Re: [PATCH] prctl: remove one-shot limitation for changing exe link

From: Eric W. Biederman
Date: Mon Jul 25 2016 - 16:10:05 EST


Cyrill Gorcunov <gorcunov@xxxxxxxxx> writes:

> On Mon, Jul 25, 2016 at 01:21:51PM -0500, Eric W. Biederman wrote:
>> Stanislav Kinsburskiy <skinsbursky@xxxxxxxxxxxxx> writes:
>>
>> > Gentlemen,
>> >
>> > Looks like there are no objections to this patch.
>>
>> There has been objection.
>>
>> The only justification for the change that has been put forward is
>> someone doing a restore lazily. I don't see a reason why you can't call
>> prctl_set_mm_exe_file until you have the file in place instead of a
>> place holder that sounds like a trivial solution to any restore issues.
>>
>> The truth is an unlimited settable exe link is essentially meaningless,
>> as you can't depend on it for anything. One shot seems the best
>> compromise I have seen put forward between the definite
>> checkpoint/restart requirement to set the this value and the general
>> need to have something that makes sense and people can depend on for
>> system management.
>>
>> Also there is a big fat bug in prctl_set_mm_exe_file. It doesn't
>> validate that the new file is a actually mmaped executable. We would
>> definitely need that to be fixed before even considering removing the
>> limit.
>
> Could you please elaborate? We check for inode being executable,
> what else needed?

That the inode is mmaped into the process with executable mappings.

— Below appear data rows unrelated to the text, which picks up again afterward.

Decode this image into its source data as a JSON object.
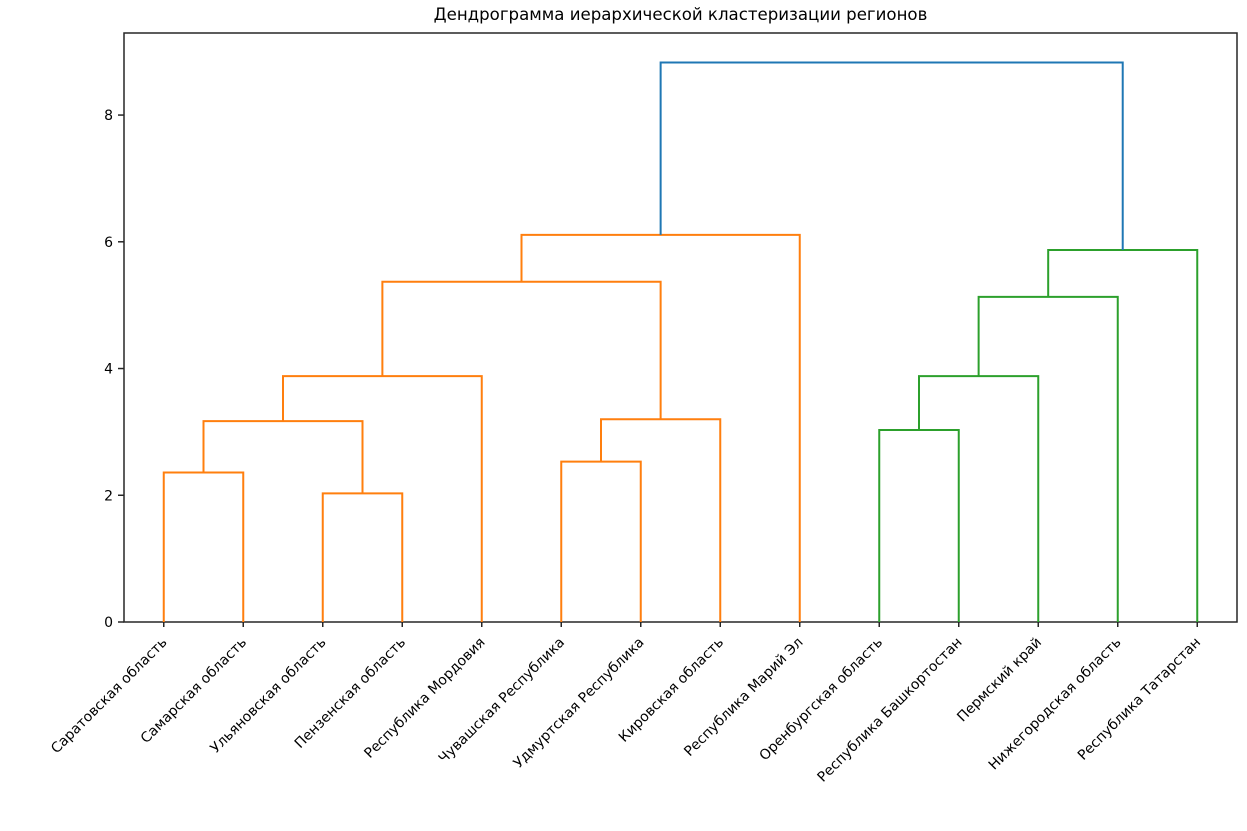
{
  "chart_data": {
    "type": "dendrogram",
    "title": "Дендрограмма иерархической кластеризации регионов",
    "orientation": "top",
    "xlabel": "",
    "ylabel": "",
    "grid": false,
    "legend": null,
    "xlim": [
      0,
      140
    ],
    "ylim": [
      0,
      9.295
    ],
    "yticks": [
      0,
      2,
      4,
      6,
      8
    ],
    "leaf_spacing_data_units": 10,
    "first_leaf_data_x": 5,
    "leaves": [
      "Саратовская область",
      "Самарская область",
      "Ульяновская область",
      "Пензенская область",
      "Республика Мордовия",
      "Чувашская Республика",
      "Удмуртская Республика",
      "Кировская область",
      "Республика Марий Эл",
      "Оренбургская область",
      "Республика Башкортостан",
      "Пермский край",
      "Нижегородская область",
      "Республика Татарстан"
    ],
    "merges": [
      {
        "a": "L0",
        "b": "L1",
        "height": 2.36,
        "color": "#ff7f0e"
      },
      {
        "a": "L2",
        "b": "L3",
        "height": 2.03,
        "color": "#ff7f0e"
      },
      {
        "a": "M0",
        "b": "M1",
        "height": 3.17,
        "color": "#ff7f0e"
      },
      {
        "a": "M2",
        "b": "L4",
        "height": 3.88,
        "color": "#ff7f0e"
      },
      {
        "a": "L5",
        "b": "L6",
        "height": 2.53,
        "color": "#ff7f0e"
      },
      {
        "a": "M4",
        "b": "L7",
        "height": 3.2,
        "color": "#ff7f0e"
      },
      {
        "a": "M3",
        "b": "M5",
        "height": 5.37,
        "color": "#ff7f0e"
      },
      {
        "a": "M6",
        "b": "L8",
        "height": 6.11,
        "color": "#ff7f0e"
      },
      {
        "a": "L9",
        "b": "L10",
        "height": 3.03,
        "color": "#2ca02c"
      },
      {
        "a": "M8",
        "b": "L11",
        "height": 3.88,
        "color": "#2ca02c"
      },
      {
        "a": "M9",
        "b": "L12",
        "height": 5.13,
        "color": "#2ca02c"
      },
      {
        "a": "M10",
        "b": "L13",
        "height": 5.87,
        "color": "#2ca02c"
      },
      {
        "a": "M7",
        "b": "M11",
        "height": 8.83,
        "color": "#1f77b4"
      }
    ],
    "colors": {
      "cluster_left": "#ff7f0e",
      "cluster_right": "#2ca02c",
      "root_link": "#1f77b4",
      "axis": "#262626",
      "text": "#000000"
    }
  }
}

Effectively what we check the old mapping for and refuse to remove the old
mm_exe_file if it exists.

I think a reasonable argument can be made that if the file is
executable, and it is mmaped with executable pages that exe_file is not
a complete lie.

Which is the important part. At the end of the day how much can
userspace trust /proc/pid/exe? If we are too lax it is just a random
file descriptor we can not trust at all. At which point there is
exactly no point in preserving it in checkpoint/restart, because nothing
will trust or look at it.

If the only user is checkpoint/restart perhaps it should be only ptrace
that can set this and not the process itself with a prctl. I don't
know. All I know is that we should work on making it a very trustable
value even though in some specific instances we can set it.